Le président congolais Félix Tshisekedi a présidé lundi à Kinshasa une réunion interinstitutionnelle axée sur la persistance de l’insécurité dans l’Est de la République démocratique du Congo, la rentrée parlementaire imminente et l’accélération des réformes en cours, a indiqué le président de l’Assemblée nationale, Vital Kamerhe, chargé d’en livrer le compte rendu officiel.
Autour du chef de l’État étaient réunis le président du Sénat Sama Lukonde, la Première ministre Judith Suminwa ainsi que le président de la Cour constitutionnelle, Dieudonné Kamuketa Badibanga, qui assume également la présidence du Conseil supérieur de la magistrature.
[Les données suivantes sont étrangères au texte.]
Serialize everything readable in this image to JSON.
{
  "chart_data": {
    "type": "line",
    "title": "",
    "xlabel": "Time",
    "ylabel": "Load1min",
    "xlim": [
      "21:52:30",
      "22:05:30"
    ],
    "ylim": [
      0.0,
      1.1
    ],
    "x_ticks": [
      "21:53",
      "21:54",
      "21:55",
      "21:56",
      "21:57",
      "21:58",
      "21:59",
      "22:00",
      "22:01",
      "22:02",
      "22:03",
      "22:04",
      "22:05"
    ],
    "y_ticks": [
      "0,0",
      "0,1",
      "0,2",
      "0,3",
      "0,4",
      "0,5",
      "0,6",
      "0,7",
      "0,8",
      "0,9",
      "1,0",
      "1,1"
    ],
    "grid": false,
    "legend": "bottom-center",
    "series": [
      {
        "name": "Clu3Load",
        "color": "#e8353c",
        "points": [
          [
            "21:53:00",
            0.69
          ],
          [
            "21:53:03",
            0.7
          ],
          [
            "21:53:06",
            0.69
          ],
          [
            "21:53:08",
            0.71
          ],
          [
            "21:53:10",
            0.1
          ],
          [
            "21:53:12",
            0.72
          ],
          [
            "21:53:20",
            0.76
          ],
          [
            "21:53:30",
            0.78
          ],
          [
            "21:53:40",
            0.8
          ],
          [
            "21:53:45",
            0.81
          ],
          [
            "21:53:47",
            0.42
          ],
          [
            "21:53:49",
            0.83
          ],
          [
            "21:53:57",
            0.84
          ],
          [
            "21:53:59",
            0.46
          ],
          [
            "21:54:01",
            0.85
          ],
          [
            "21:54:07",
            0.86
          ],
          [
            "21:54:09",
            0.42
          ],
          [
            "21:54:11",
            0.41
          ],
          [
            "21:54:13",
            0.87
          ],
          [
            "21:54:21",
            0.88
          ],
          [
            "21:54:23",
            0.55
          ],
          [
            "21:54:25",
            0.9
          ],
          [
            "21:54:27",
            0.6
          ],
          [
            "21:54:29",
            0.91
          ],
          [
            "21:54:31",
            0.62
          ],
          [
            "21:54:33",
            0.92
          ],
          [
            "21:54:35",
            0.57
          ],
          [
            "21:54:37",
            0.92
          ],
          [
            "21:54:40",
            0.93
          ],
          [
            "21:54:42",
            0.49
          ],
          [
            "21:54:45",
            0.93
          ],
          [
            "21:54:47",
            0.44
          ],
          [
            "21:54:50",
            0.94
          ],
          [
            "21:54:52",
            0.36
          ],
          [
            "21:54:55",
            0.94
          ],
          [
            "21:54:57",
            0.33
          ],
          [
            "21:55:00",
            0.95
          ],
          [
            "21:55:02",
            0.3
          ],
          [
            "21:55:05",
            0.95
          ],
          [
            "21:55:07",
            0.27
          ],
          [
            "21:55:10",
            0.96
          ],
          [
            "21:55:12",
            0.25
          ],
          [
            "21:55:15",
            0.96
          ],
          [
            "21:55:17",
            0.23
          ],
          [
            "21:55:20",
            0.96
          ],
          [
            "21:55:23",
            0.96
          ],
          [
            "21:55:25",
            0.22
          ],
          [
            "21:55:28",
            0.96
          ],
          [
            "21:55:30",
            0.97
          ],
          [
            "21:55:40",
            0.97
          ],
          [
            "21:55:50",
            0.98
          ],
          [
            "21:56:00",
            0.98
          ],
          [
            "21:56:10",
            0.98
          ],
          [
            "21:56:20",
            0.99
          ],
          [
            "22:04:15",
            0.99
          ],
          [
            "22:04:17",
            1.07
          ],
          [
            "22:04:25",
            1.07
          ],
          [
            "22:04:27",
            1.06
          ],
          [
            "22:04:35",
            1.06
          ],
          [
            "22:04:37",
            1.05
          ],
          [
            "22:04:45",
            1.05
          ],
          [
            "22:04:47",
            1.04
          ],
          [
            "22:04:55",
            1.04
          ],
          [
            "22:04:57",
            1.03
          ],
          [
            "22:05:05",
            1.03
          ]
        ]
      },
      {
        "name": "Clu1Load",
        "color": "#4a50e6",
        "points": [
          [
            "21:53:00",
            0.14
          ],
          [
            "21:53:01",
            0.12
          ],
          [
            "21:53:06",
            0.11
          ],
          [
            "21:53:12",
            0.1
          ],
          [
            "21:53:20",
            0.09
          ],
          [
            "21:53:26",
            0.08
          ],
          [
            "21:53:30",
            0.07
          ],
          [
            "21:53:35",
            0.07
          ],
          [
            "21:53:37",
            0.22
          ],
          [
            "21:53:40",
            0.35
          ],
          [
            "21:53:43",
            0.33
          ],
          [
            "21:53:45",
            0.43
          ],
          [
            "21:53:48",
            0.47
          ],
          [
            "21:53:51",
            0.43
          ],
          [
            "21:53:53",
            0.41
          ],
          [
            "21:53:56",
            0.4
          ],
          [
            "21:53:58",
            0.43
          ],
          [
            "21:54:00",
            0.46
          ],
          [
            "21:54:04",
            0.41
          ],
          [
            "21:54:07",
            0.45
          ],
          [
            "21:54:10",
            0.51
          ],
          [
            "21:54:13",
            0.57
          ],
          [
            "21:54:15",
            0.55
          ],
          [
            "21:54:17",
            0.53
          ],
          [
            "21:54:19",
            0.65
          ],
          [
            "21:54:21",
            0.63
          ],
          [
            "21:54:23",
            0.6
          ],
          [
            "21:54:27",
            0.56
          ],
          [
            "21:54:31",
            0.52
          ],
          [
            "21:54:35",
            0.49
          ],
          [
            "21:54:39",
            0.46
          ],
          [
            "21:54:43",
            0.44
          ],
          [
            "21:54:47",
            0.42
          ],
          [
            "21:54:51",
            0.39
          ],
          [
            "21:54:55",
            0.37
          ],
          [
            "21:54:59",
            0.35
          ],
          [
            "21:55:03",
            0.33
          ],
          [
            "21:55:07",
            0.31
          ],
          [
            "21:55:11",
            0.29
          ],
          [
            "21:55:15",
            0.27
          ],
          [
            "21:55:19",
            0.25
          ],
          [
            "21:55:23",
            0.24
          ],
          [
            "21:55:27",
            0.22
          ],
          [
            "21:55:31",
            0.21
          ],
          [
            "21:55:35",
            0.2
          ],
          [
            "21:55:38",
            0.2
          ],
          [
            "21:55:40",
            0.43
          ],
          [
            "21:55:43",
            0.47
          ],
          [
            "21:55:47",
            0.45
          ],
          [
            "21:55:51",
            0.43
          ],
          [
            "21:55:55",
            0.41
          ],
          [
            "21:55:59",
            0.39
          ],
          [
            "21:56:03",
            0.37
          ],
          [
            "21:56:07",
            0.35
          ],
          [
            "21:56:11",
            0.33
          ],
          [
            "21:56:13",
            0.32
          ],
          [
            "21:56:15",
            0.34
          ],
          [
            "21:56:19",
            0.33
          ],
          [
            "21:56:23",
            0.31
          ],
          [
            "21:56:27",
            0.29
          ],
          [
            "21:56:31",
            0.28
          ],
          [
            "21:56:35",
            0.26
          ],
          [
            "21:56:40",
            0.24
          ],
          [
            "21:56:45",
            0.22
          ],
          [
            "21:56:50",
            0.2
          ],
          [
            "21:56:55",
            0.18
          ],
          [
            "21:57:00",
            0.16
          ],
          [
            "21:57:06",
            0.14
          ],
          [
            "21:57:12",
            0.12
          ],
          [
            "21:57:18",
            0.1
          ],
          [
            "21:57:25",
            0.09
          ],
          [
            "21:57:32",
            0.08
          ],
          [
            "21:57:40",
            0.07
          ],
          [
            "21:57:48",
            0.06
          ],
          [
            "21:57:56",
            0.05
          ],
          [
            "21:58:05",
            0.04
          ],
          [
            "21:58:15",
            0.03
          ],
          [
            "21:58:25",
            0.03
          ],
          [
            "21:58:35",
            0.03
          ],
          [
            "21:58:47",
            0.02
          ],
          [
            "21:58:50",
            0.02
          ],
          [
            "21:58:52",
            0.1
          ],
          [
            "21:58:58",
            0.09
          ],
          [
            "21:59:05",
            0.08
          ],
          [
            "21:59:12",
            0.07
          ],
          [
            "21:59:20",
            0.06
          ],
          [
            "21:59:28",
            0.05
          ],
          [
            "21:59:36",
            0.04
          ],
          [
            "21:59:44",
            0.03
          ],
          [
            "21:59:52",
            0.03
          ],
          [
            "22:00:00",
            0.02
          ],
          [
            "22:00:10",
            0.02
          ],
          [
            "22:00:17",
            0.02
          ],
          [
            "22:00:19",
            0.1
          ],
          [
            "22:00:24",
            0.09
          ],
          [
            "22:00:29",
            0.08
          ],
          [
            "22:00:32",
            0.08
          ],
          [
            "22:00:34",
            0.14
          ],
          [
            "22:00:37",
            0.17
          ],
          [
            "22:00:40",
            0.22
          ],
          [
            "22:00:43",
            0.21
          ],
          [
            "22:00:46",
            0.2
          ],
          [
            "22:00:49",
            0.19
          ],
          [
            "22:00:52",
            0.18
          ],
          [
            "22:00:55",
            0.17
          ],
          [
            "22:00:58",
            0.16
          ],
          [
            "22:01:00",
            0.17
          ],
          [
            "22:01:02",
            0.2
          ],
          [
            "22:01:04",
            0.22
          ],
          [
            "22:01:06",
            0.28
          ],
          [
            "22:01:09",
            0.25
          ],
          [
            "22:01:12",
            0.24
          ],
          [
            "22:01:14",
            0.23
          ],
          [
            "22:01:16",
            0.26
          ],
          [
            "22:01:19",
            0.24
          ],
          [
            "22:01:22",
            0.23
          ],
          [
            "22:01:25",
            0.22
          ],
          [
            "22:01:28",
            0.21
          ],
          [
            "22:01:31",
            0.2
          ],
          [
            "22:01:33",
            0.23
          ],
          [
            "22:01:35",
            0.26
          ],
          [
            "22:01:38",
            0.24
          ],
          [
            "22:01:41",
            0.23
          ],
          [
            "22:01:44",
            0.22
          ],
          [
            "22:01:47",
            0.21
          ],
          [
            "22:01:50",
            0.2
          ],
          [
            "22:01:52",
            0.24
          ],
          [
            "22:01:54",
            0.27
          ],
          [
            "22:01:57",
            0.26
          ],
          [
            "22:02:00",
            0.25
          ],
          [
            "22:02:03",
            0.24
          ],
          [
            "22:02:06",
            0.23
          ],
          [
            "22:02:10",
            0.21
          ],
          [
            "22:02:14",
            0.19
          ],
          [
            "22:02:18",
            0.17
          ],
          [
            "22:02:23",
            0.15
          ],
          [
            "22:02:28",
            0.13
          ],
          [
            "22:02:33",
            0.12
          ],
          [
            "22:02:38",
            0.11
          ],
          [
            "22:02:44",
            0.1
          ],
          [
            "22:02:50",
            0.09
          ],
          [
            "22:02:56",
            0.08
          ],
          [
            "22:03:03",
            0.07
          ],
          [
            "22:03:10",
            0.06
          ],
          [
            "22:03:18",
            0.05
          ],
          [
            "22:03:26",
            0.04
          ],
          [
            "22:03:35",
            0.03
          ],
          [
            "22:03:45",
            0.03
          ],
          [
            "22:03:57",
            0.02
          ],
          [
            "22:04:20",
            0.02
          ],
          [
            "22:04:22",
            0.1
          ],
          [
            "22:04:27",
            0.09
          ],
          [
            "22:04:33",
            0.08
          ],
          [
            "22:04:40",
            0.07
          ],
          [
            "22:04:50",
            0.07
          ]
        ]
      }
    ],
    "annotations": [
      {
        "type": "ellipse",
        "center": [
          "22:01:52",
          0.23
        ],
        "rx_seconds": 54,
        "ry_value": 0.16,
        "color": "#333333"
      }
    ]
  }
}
Cette rencontre, inscrite dans la tradition des concertations interinstitutionnelles initiées depuis plusieurs années, visait selon ses organisateurs à « renforcer la cohésion et la coordination » entre les pouvoirs exécutif, législatif et judiciaire, dans un contexte marqué par de vives tensions sécuritaires et de lourds défis socio-économiques.
Le premier dossier abordé a concerné la situation sécuritaire dans l’Est du pays, notamment dans le territoire d’Uvira, au Sud-Kivu. Cette région frontalière du Burundi et du Rwanda reste régulièrement le théâtre de violences armées et d’affrontements impliquant groupes armés locaux et étrangers.

« Le président de la République continue à chercher des solutions à travers une mission gouvernementale diligentée pour aller à Uvira », a expliqué M. Kamerhe, soulignant que le chef de l’État avait exprimé sa « préoccupation constante » quant à la sécurité des populations civiles dans cette partie du territoire national.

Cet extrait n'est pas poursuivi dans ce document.